Because I already had quite some experience with Bacula but none with the other two candidates (although I use rsync a lot) I decided to start a test run with Obnam, followed by a run with rsnapshot. These are the results:
After backing up /home completely (which took several days!), a new run, several days later took (timing by the Linux time command):
Backed up 3443706 files, uploaded 94.0 GiB in 127h48m49s at 214.2 KiB/s average speed830 files; 1.24 GiB (0 B/s)
From the obname log file:
2012-11-17 12:41:34 INFO VFS: baseurl=/home read=0 written=0
2012-11-21 23:09:36 INFO VFS: baseurl=/backups/backup_home read=2727031576964 written=150015706142
2012-11-21 23:09:36 INFO Backup performance statistics:
2012-11-21 23:09:36 INFO * files found: 3443706
2012-11-21 23:09:36 INFO * uploaded data: 100915247663 bytes (93.9846482715 GiB)
2012-11-21 23:09:36 INFO * duration: 460128.627629 s
2012-11-21 23:09:36 INFO * average speed: 214.179341663 KiB/s
2012-11-21 23:09:36 INFO Backup finished.
2012-11-21 23:09:36 INFO Obnam ends
2012-11-21 23:09:36 INFO obnam version 1.2 ends normally
So: ~5 days for backing up ~100 GB of changed data… Load was not high on the machines, neither in terms of CPU, nor in terms of RAM. Disk usage in /backups/backup_home was 5.7T, disk usage of /home was 6.6T, so there is some dedup, it seems.
A full backup of /home to (according to the log file):
[27/Nov/2012:12:55:31] /usr/bin/rsnapshot daily: started
[27/Nov/2012:12:55:31] echo 17632 > /var/run/rsnapshot.pid
[27/Nov/2012:12:55:31] mkdir -m 0700 -p /backups/backup_home_rsnapshot/
[27/Nov/2012:12:55:31] mkdir -m 0755 -p /backups/backup_home_rsnapshot/daily.0/
[27/Nov/2012:12:55:31] /usr/bin/rsync -a --delete --numeric-ids --relative --delete-excluded /home /backups/backup_home_rsnapshot/daily.0/localhost/
[28/Nov/2012:23:16:16] touch /backups/backup_home_rsnapshot/daily.0/
[28/Nov/2012:23:16:16] rm -f /var/run/rsnapshot.pid
[28/Nov/2012:23:16:16] /usr/bin/rsnapshot daily: completed successfully
So: ~1.5 days for a full backup of 6.3TB. An incremental backup a
day later took:
[29/Nov/2012:13:10:21] /usr/bin/rsnapshot daily: started
[29/Nov/2012:13:10:21] echo 20359 > /var/run/rsnapshot.pid
[29/Nov/2012:13:10:21] mv /backups/backup_home_rsnapshot/daily.0/ /backups/backup_home_rsnapshot/daily.1/
[29/Nov/2012:13:10:21] mkdir -m 0755 -p /backups/backup_home_rsnapshot/daily.0/
[29/Nov/2012:13:10:21] /usr/bin/rsync -a –delete –numeric-ids –relative –delete-excluded –link-dest=/backups/backup_home_rsnapshot/daily.1/localhost/ /home /backups/backup_home_rsnapshot/daily.0/localhost/
[29/Nov/2012:13:25:09] touch /backups/backup_home_rsnapshot/daily.0/
[29/Nov/2012:13:25:09] rm -f /var/run/rsnapshot.pid
[29/Nov/2012:13:25:09] /usr/bin/rsnapshot daily: completed successfully
So: 15 minutes… and the changed data amounted to 21GB.
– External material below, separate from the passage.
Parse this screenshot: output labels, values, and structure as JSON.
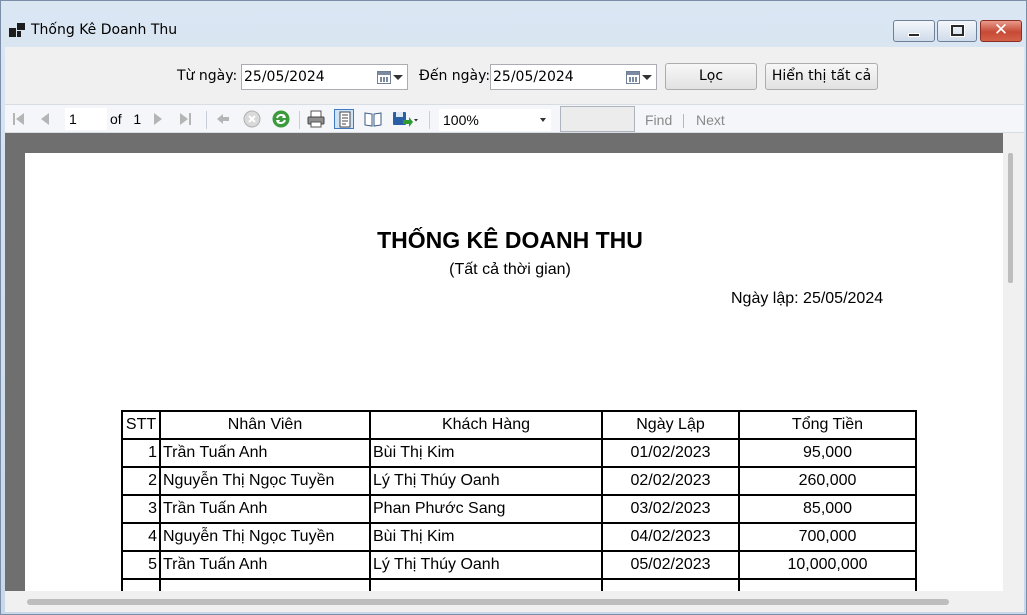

This gave me a clear winner: rsnapshot! Not only is it very fast, but given its simple way of storing data restoring a backup of any file is quickly done.
We now also have answers to our questions: Our daily changing volume is of the order of ~ 100GB, there isn’t much data that can be deduplicated. We also monitored the network usage and, depending on the server load it can be limiting, but since a daily differential backup takes only 15-30 minutes that isn’t a problem.
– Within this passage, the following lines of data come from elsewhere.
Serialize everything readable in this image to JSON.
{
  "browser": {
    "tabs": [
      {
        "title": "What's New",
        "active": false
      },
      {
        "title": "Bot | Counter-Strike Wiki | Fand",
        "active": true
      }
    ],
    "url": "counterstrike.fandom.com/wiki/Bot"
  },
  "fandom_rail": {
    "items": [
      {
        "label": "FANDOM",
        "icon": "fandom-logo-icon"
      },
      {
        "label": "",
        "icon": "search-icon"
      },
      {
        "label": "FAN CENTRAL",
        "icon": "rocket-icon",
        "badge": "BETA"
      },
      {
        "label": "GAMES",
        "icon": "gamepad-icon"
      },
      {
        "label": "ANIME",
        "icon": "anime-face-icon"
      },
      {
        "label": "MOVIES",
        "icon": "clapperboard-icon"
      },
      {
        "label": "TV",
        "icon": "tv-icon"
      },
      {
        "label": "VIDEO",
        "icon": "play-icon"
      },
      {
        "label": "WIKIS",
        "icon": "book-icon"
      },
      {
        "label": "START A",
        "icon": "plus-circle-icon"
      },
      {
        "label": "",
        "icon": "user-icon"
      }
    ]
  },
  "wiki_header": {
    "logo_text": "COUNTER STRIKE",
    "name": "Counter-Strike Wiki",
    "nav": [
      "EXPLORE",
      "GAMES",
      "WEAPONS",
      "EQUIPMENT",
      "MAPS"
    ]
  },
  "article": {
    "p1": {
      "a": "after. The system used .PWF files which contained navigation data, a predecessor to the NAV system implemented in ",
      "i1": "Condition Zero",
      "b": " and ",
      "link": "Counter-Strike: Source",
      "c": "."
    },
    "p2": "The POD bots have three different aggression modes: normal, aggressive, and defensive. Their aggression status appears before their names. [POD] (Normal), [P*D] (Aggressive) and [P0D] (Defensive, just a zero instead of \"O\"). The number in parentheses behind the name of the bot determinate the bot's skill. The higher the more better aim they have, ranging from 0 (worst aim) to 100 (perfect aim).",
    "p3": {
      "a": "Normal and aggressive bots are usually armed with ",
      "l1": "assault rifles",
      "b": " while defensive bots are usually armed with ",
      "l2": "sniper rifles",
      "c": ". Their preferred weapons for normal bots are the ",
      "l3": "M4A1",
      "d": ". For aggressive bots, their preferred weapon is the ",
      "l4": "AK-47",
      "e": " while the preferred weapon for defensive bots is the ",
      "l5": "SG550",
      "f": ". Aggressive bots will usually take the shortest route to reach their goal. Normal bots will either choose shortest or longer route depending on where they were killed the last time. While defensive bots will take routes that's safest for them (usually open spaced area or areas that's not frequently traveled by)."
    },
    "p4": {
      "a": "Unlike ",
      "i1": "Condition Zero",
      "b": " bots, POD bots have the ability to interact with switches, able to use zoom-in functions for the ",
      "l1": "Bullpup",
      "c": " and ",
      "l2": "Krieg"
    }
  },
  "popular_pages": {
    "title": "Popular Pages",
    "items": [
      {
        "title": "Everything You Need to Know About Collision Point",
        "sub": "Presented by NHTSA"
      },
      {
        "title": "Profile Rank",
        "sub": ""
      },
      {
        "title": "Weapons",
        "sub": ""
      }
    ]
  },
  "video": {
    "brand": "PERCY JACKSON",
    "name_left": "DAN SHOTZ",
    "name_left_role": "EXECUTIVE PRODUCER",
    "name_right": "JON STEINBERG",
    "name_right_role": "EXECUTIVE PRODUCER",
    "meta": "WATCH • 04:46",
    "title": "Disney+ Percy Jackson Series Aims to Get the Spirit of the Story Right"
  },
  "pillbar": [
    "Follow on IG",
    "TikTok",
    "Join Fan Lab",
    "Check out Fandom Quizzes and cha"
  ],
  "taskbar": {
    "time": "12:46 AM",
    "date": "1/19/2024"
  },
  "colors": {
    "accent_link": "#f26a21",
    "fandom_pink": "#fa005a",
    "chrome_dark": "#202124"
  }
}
For a remote backup sever that was connected with a 100Mbps line we did see that the initial backup took a very long time. We should try to get a faster connection to that machine.
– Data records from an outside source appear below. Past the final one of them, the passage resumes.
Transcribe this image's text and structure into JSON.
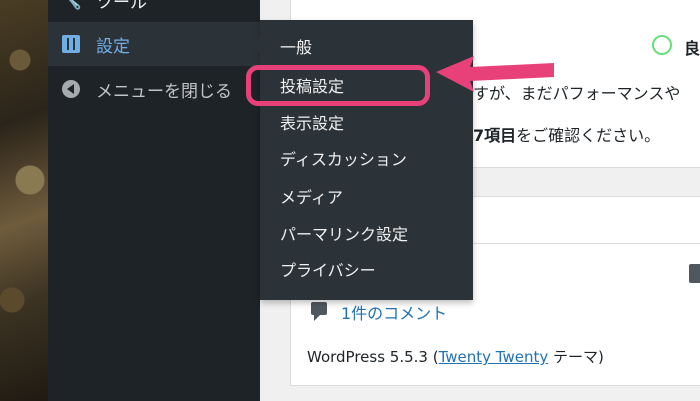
{
  "sidebar": {
    "tools_label": "ツール",
    "settings_label": "設定",
    "collapse_label": "メニューを閉じる"
  },
  "submenu": {
    "items": [
      {
        "label": "一般"
      },
      {
        "label": "投稿設定"
      },
      {
        "label": "表示設定"
      },
      {
        "label": "ディスカッション"
      },
      {
        "label": "メディア"
      },
      {
        "label": "パーマリンク設定"
      },
      {
        "label": "プライバシー"
      }
    ],
    "highlighted_index": 1
  },
  "site_health": {
    "status_label": "良",
    "message_line1": "すが、まだパフォーマンスや",
    "message_count": "7項目",
    "message_line2_suffix": "をご確認ください。"
  },
  "at_a_glance": {
    "comments_link": "1件のコメント",
    "version_prefix": "WordPress 5.5.3 (",
    "theme_name": "Twenty Twenty",
    "version_suffix": " テーマ)"
  },
  "colors": {
    "sidebar_bg": "#1d2327",
    "submenu_bg": "#2c3338",
    "accent": "#72aee6",
    "highlight": "#e8417a",
    "link": "#2271b1"
  }
}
The next challenge we face is how to back up some of the large data sets we have/produce. These include aligned BAM files of next-generation sequencing data, VCF files of the same data, results from genomic imputations (both as gzip-ed text files and as binary files in DatABEL format). This also totals several TB. Luckily these files usually don’t change on a daily basis.